Leyenda viviente es el equipo de basquetbol femenil Carta Blanca, aquel fundado en los años 50 por el profesor Humberto Gutiérrez Zamora, y que se llenó de gloria a nivel nacional e internacional. Hoy, a pesar del tiempo, su amor por este deporte sigue más vivo.
El tiempo se ha encargado de pintarles el cabello de nieve, sus rostros y manos muestran arrugas de experiencia que han ganado, su andar es más lento, pero cuando se trata de jugar basquetbol, la emoción es como el primer día.
El Carta Blanca femenil es un ícono que marcó una generación dorada dentro del deporte ráfaga de la región, teniendo la oportunidad de representar a México en giras por Centro y Norteamérica, además de diversos viajes por todo el país.
El profesor Humberto Gutiérrez, impulsado por su amor al baloncesto se encargó de hacer visorías en Orizaba, Río Blanco, Ciudad Mendoza y Córdoba, reuniendo a un selecto equipo. Aunque fundado en 1952, esa primera formación duró poco, y fue en 1959 cuando volvieron a juntarse para después ganar un sinfín de títulos desde la categoría Juvenil hasta Primera Fuerza, resaltando el haber derrotado a las propias Adelitas de Chihuahua.
Tras fallecer el profesor Gutiérrez Zamora, el equipo sufrió un poco pero jamás ha dejado de estar activo. Desde el 2003, apoyado por el maestro Luis Herrera, año con año están presentes en los Juegos del Inapam (Instituto Nacional Para el Adulto Mayor), donde en varias ocasiones también han sido las reinas.

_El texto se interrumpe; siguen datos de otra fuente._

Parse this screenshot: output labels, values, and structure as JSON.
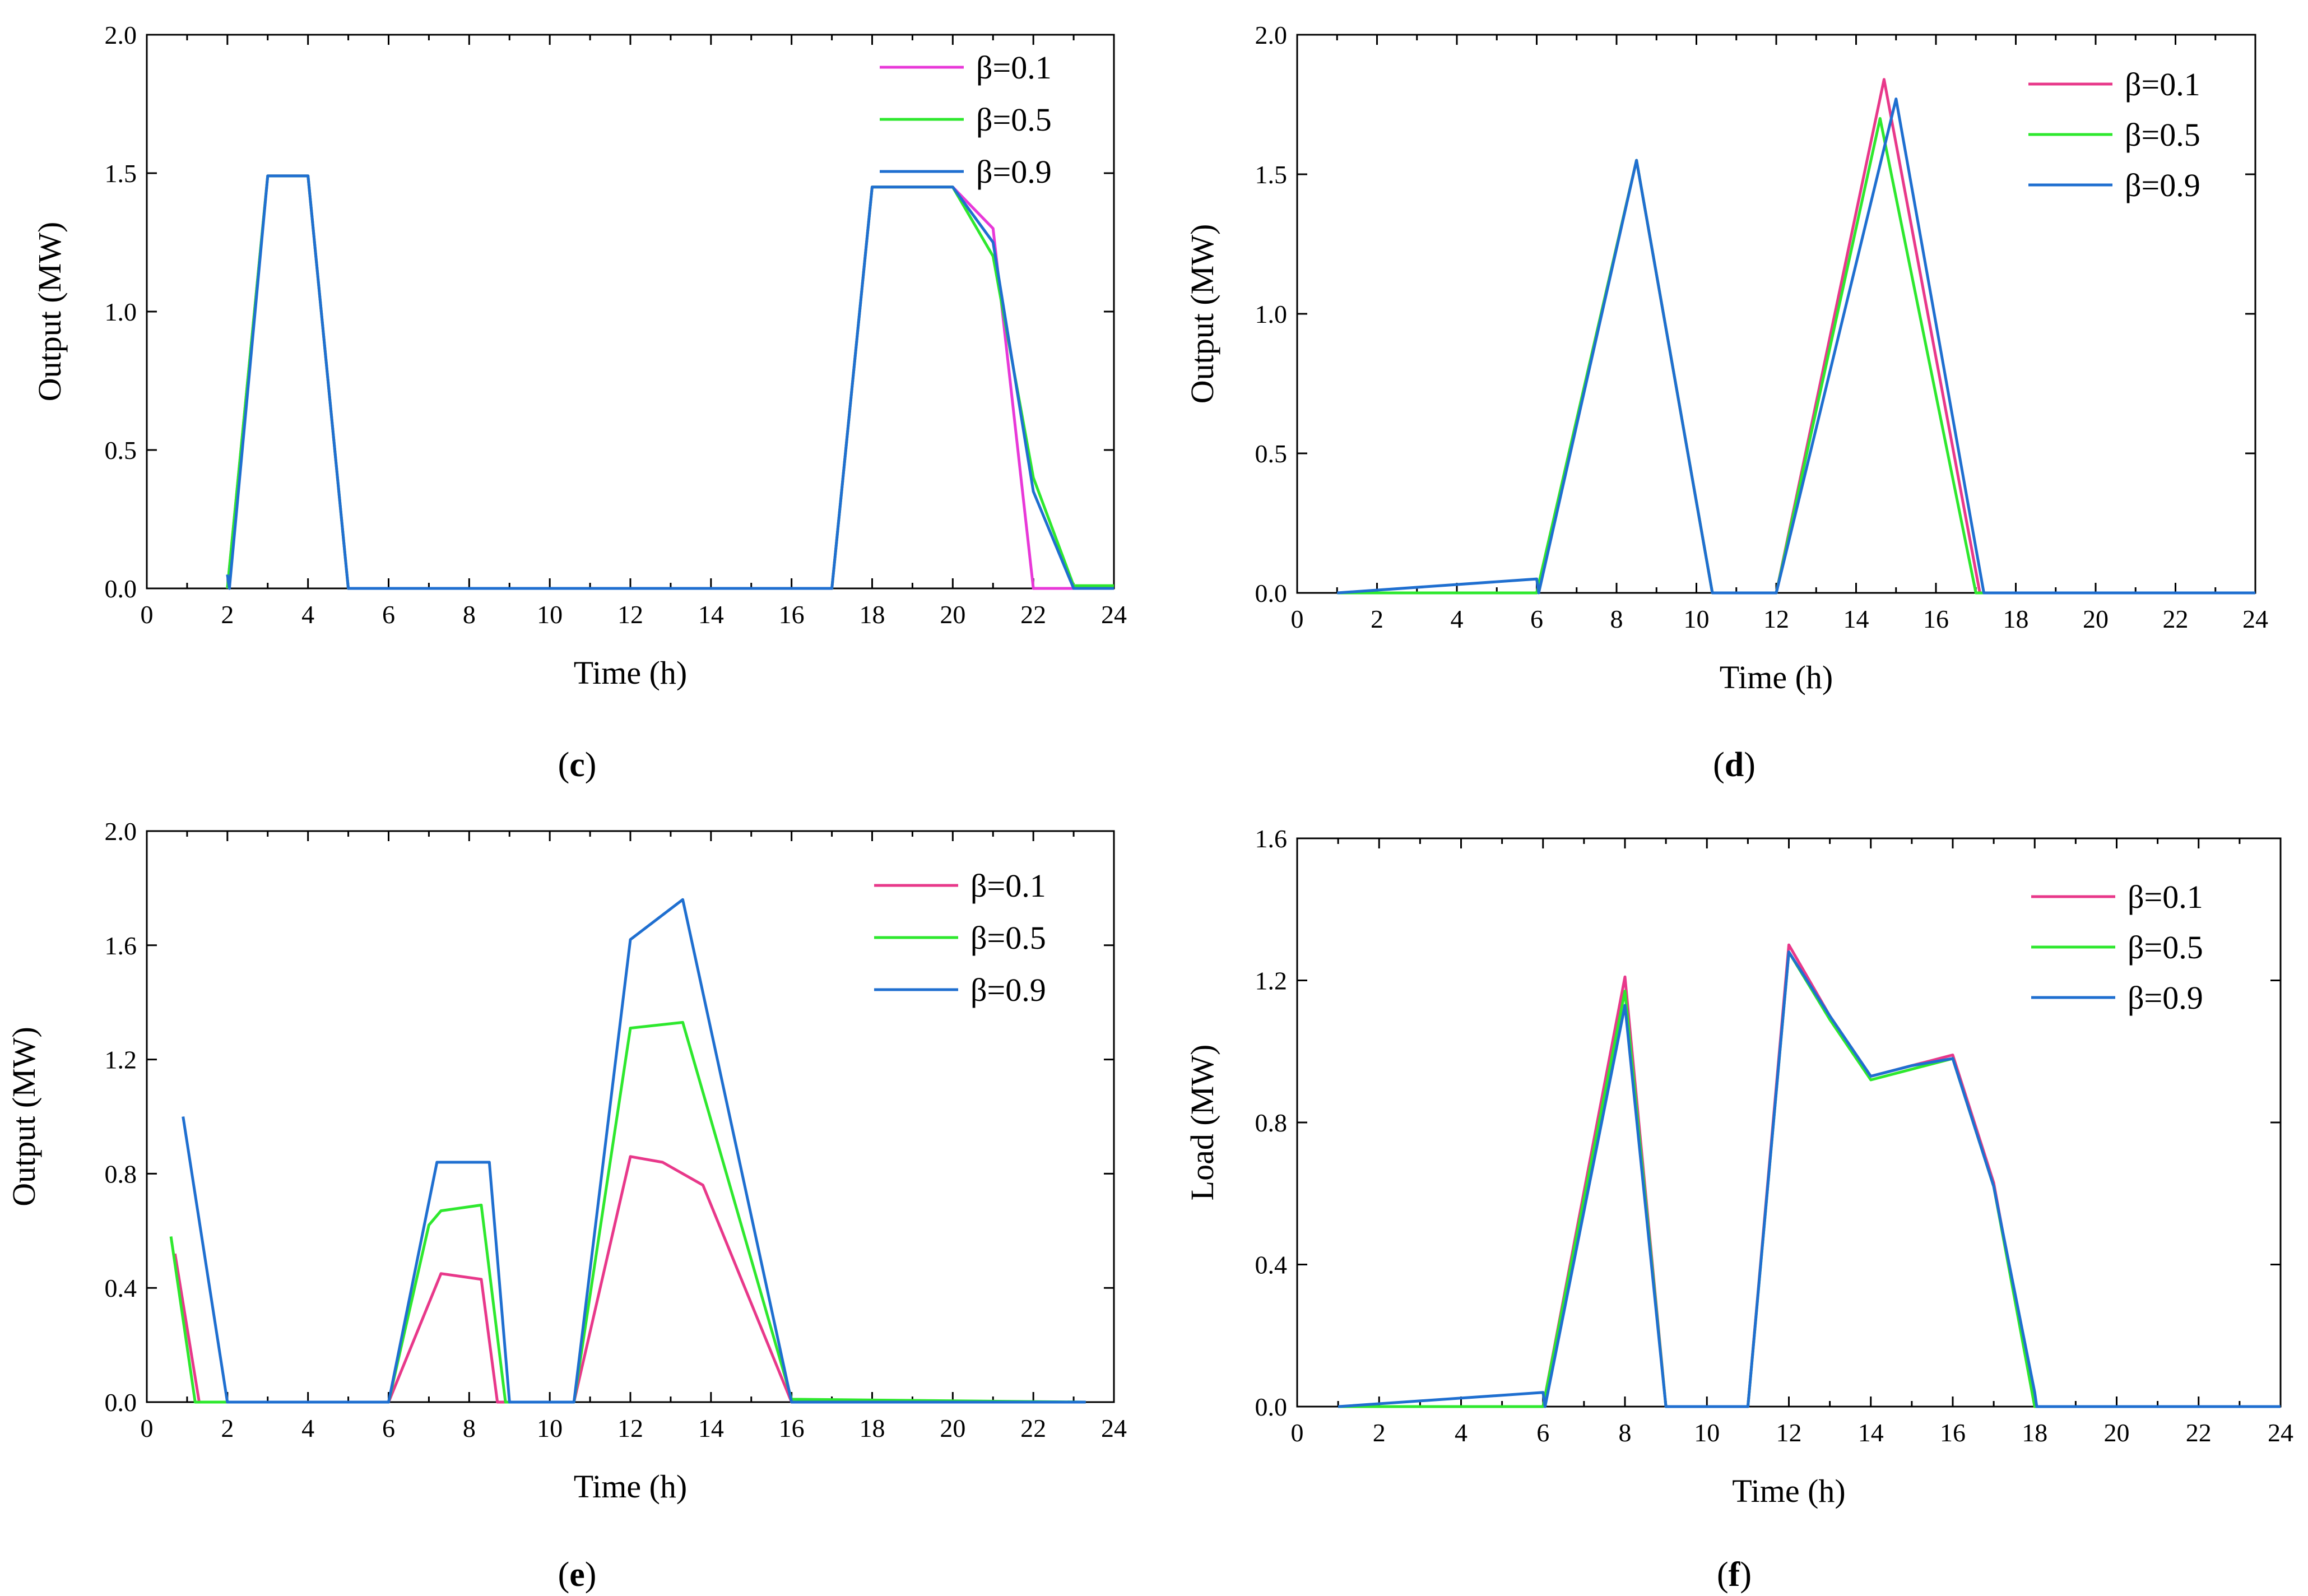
{
  "figure": {
    "colors": {
      "beta_0_1_magenta": "#e838d8",
      "beta_0_1_pink": "#e8388a",
      "beta_0_5": "#2ee82e",
      "beta_0_9": "#1f6fd0",
      "axis": "#000000"
    }
  },
  "chart_data": [
    {
      "id": "c",
      "type": "line",
      "caption": {
        "open": "(",
        "letter": "c",
        "close": ")"
      },
      "xlabel": "Time (h)",
      "ylabel": "Output (MW)",
      "xlim": [
        0,
        24
      ],
      "ylim": [
        0,
        2.0
      ],
      "xticks": [
        0,
        2,
        4,
        6,
        8,
        10,
        12,
        14,
        16,
        18,
        20,
        22,
        24
      ],
      "xtick_labels": [
        "0",
        "2",
        "4",
        "6",
        "8",
        "10",
        "12",
        "14",
        "16",
        "18",
        "20",
        "22",
        "24"
      ],
      "yticks": [
        0,
        0.5,
        1.0,
        1.5,
        2.0
      ],
      "ytick_labels": [
        "0.0",
        "0.5",
        "1.0",
        "1.5",
        "2.0"
      ],
      "grid": false,
      "legend_position": "top-right",
      "series": [
        {
          "name": "β=0.1",
          "color": "#e838d8",
          "points": [
            [
              2,
              0
            ],
            [
              3,
              1.49
            ],
            [
              4,
              1.49
            ],
            [
              5,
              0
            ],
            [
              17,
              0
            ],
            [
              18,
              1.45
            ],
            [
              20,
              1.45
            ],
            [
              21,
              1.3
            ],
            [
              22,
              0
            ],
            [
              23,
              0
            ],
            [
              24,
              0
            ]
          ]
        },
        {
          "name": "β=0.5",
          "color": "#2ee82e",
          "points": [
            [
              2,
              0
            ],
            [
              3,
              1.49
            ],
            [
              4,
              1.49
            ],
            [
              5,
              0
            ],
            [
              17,
              0
            ],
            [
              18,
              1.45
            ],
            [
              20,
              1.45
            ],
            [
              21,
              1.2
            ],
            [
              22,
              0.4
            ],
            [
              23,
              0.01
            ],
            [
              24,
              0.01
            ]
          ]
        },
        {
          "name": "β=0.9",
          "color": "#1f6fd0",
          "points": [
            [
              2,
              0.05
            ],
            [
              2.05,
              0
            ],
            [
              3,
              1.49
            ],
            [
              4,
              1.49
            ],
            [
              5,
              0
            ],
            [
              17,
              0
            ],
            [
              18,
              1.45
            ],
            [
              20,
              1.45
            ],
            [
              21,
              1.25
            ],
            [
              22,
              0.35
            ],
            [
              23,
              0
            ],
            [
              24,
              0
            ]
          ]
        }
      ]
    },
    {
      "id": "d",
      "type": "line",
      "caption": {
        "open": "(",
        "letter": "d",
        "close": ")"
      },
      "xlabel": "Time (h)",
      "ylabel": "Output (MW)",
      "xlim": [
        0,
        24
      ],
      "ylim": [
        0,
        2.0
      ],
      "xticks": [
        0,
        2,
        4,
        6,
        8,
        10,
        12,
        14,
        16,
        18,
        20,
        22,
        24
      ],
      "xtick_labels": [
        "0",
        "2",
        "4",
        "6",
        "8",
        "10",
        "12",
        "14",
        "16",
        "18",
        "20",
        "22",
        "24"
      ],
      "yticks": [
        0,
        0.5,
        1.0,
        1.5,
        2.0
      ],
      "ytick_labels": [
        "0.0",
        "0.5",
        "1.0",
        "1.5",
        "2.0"
      ],
      "grid": false,
      "legend_position": "top-right",
      "series": [
        {
          "name": "β=0.1",
          "color": "#e8388a",
          "points": [
            [
              1,
              0
            ],
            [
              6,
              0
            ],
            [
              8.5,
              1.55
            ],
            [
              10.4,
              0
            ],
            [
              12,
              0
            ],
            [
              14.7,
              1.84
            ],
            [
              17.1,
              0
            ],
            [
              24,
              0
            ]
          ]
        },
        {
          "name": "β=0.5",
          "color": "#2ee82e",
          "points": [
            [
              1,
              0
            ],
            [
              6,
              0
            ],
            [
              8.5,
              1.55
            ],
            [
              10.4,
              0
            ],
            [
              12,
              0
            ],
            [
              14.6,
              1.7
            ],
            [
              17.0,
              0
            ],
            [
              24,
              0
            ]
          ]
        },
        {
          "name": "β=0.9",
          "color": "#1f6fd0",
          "points": [
            [
              1,
              0
            ],
            [
              6,
              0.05
            ],
            [
              6.05,
              0
            ],
            [
              8.5,
              1.55
            ],
            [
              10.4,
              0
            ],
            [
              12,
              0
            ],
            [
              15.0,
              1.77
            ],
            [
              17.2,
              0
            ],
            [
              24,
              0
            ]
          ]
        }
      ]
    },
    {
      "id": "e",
      "type": "line",
      "caption": {
        "open": "(",
        "letter": "e",
        "close": ")"
      },
      "xlabel": "Time (h)",
      "ylabel": "Output (MW)",
      "xlim": [
        0,
        24
      ],
      "ylim": [
        0,
        2.0
      ],
      "xticks": [
        0,
        2,
        4,
        6,
        8,
        10,
        12,
        14,
        16,
        18,
        20,
        22,
        24
      ],
      "xtick_labels": [
        "0",
        "2",
        "4",
        "6",
        "8",
        "10",
        "12",
        "14",
        "16",
        "18",
        "20",
        "22",
        "24"
      ],
      "yticks": [
        0,
        0.4,
        0.8,
        1.2,
        1.6,
        2.0
      ],
      "ytick_labels": [
        "0.0",
        "0.4",
        "0.8",
        "1.2",
        "1.6",
        "2.0"
      ],
      "grid": false,
      "legend_position": "top-right",
      "series": [
        {
          "name": "β=0.1",
          "color": "#e8388a",
          "points": [
            [
              0.7,
              0.52
            ],
            [
              1.3,
              0
            ],
            [
              6,
              0
            ],
            [
              7.3,
              0.45
            ],
            [
              8.3,
              0.43
            ],
            [
              8.7,
              0
            ],
            [
              10.6,
              0
            ],
            [
              12,
              0.86
            ],
            [
              12.8,
              0.84
            ],
            [
              13.8,
              0.76
            ],
            [
              16,
              0
            ],
            [
              23.3,
              0
            ]
          ]
        },
        {
          "name": "β=0.5",
          "color": "#2ee82e",
          "points": [
            [
              0.6,
              0.58
            ],
            [
              1.2,
              0
            ],
            [
              6,
              0
            ],
            [
              7.0,
              0.62
            ],
            [
              7.3,
              0.67
            ],
            [
              8.3,
              0.69
            ],
            [
              8.9,
              0
            ],
            [
              10.6,
              0
            ],
            [
              12,
              1.31
            ],
            [
              13.3,
              1.33
            ],
            [
              16,
              0.01
            ],
            [
              23.3,
              0
            ]
          ]
        },
        {
          "name": "β=0.9",
          "color": "#1f6fd0",
          "points": [
            [
              0.9,
              1.0
            ],
            [
              2,
              0
            ],
            [
              6,
              0
            ],
            [
              7.2,
              0.84
            ],
            [
              8.5,
              0.84
            ],
            [
              9.0,
              0
            ],
            [
              10.6,
              0
            ],
            [
              12,
              1.62
            ],
            [
              13.3,
              1.76
            ],
            [
              16,
              0
            ],
            [
              23.3,
              0
            ]
          ]
        }
      ]
    },
    {
      "id": "f",
      "type": "line",
      "caption": {
        "open": "(",
        "letter": "f",
        "close": ")"
      },
      "xlabel": "Time (h)",
      "ylabel": "Load (MW)",
      "xlim": [
        0,
        24
      ],
      "ylim": [
        0,
        1.6
      ],
      "xticks": [
        0,
        2,
        4,
        6,
        8,
        10,
        12,
        14,
        16,
        18,
        20,
        22,
        24
      ],
      "xtick_labels": [
        "0",
        "2",
        "4",
        "6",
        "8",
        "10",
        "12",
        "14",
        "16",
        "18",
        "20",
        "22",
        "24"
      ],
      "yticks": [
        0,
        0.4,
        0.8,
        1.2,
        1.6
      ],
      "ytick_labels": [
        "0.0",
        "0.4",
        "0.8",
        "1.2",
        "1.6"
      ],
      "grid": false,
      "legend_position": "top-right",
      "series": [
        {
          "name": "β=0.1",
          "color": "#e8388a",
          "points": [
            [
              1,
              0
            ],
            [
              6,
              0
            ],
            [
              8,
              1.21
            ],
            [
              9,
              0
            ],
            [
              11,
              0
            ],
            [
              12,
              1.3
            ],
            [
              13,
              1.1
            ],
            [
              14,
              0.93
            ],
            [
              15,
              0.96
            ],
            [
              16,
              0.99
            ],
            [
              17,
              0.63
            ],
            [
              18,
              0
            ],
            [
              24,
              0
            ]
          ]
        },
        {
          "name": "β=0.5",
          "color": "#2ee82e",
          "points": [
            [
              1,
              0
            ],
            [
              6,
              0
            ],
            [
              8,
              1.17
            ],
            [
              9,
              0
            ],
            [
              11,
              0
            ],
            [
              12,
              1.28
            ],
            [
              13,
              1.09
            ],
            [
              14,
              0.92
            ],
            [
              15,
              0.95
            ],
            [
              16,
              0.98
            ],
            [
              17,
              0.62
            ],
            [
              18,
              0
            ],
            [
              24,
              0
            ]
          ]
        },
        {
          "name": "β=0.9",
          "color": "#1f6fd0",
          "points": [
            [
              1,
              0
            ],
            [
              6,
              0.04
            ],
            [
              6.05,
              0
            ],
            [
              8,
              1.13
            ],
            [
              9,
              0
            ],
            [
              11,
              0
            ],
            [
              12,
              1.28
            ],
            [
              13,
              1.1
            ],
            [
              14,
              0.93
            ],
            [
              15,
              0.96
            ],
            [
              16,
              0.98
            ],
            [
              17,
              0.62
            ],
            [
              18,
              0.04
            ],
            [
              18.05,
              0
            ],
            [
              24,
              0
            ]
          ]
        }
      ]
    }
  ]
}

Para este 2019, las veteranas de 82, 77 y 75 años, tienen en su palmarés 15 juegos nacionales del Inapam y 3 campeonatos. Adela Ochoa, Antonia Villegas, Irma Arey, Araceli Rodríguez y Guadalupe Morales, son fundadoras del primer equipo, el cual con los años se ha reforzado para preservar la tradición.
Carencias, falta de apoyos, de lugar digno dónde entrenar y hasta costear de su bolsa viajes y uniformes, es lo que ha sufrido este grupo de jugadoras que sigue manteniendo el espíritu competitivo.
Aunque ya no son las mismas desde hace 30, 40 o 50 años, no parecen dispuestas a dejar la camiseta de Carta Blanca.
Ya vislumbran el “relevo generacional”, las nuevas basquetbolistas de ’apenas’ 60 años poco a poco van tomando las riendas. Como sea, nada parece detenerlas, ansiosas por botar el balón.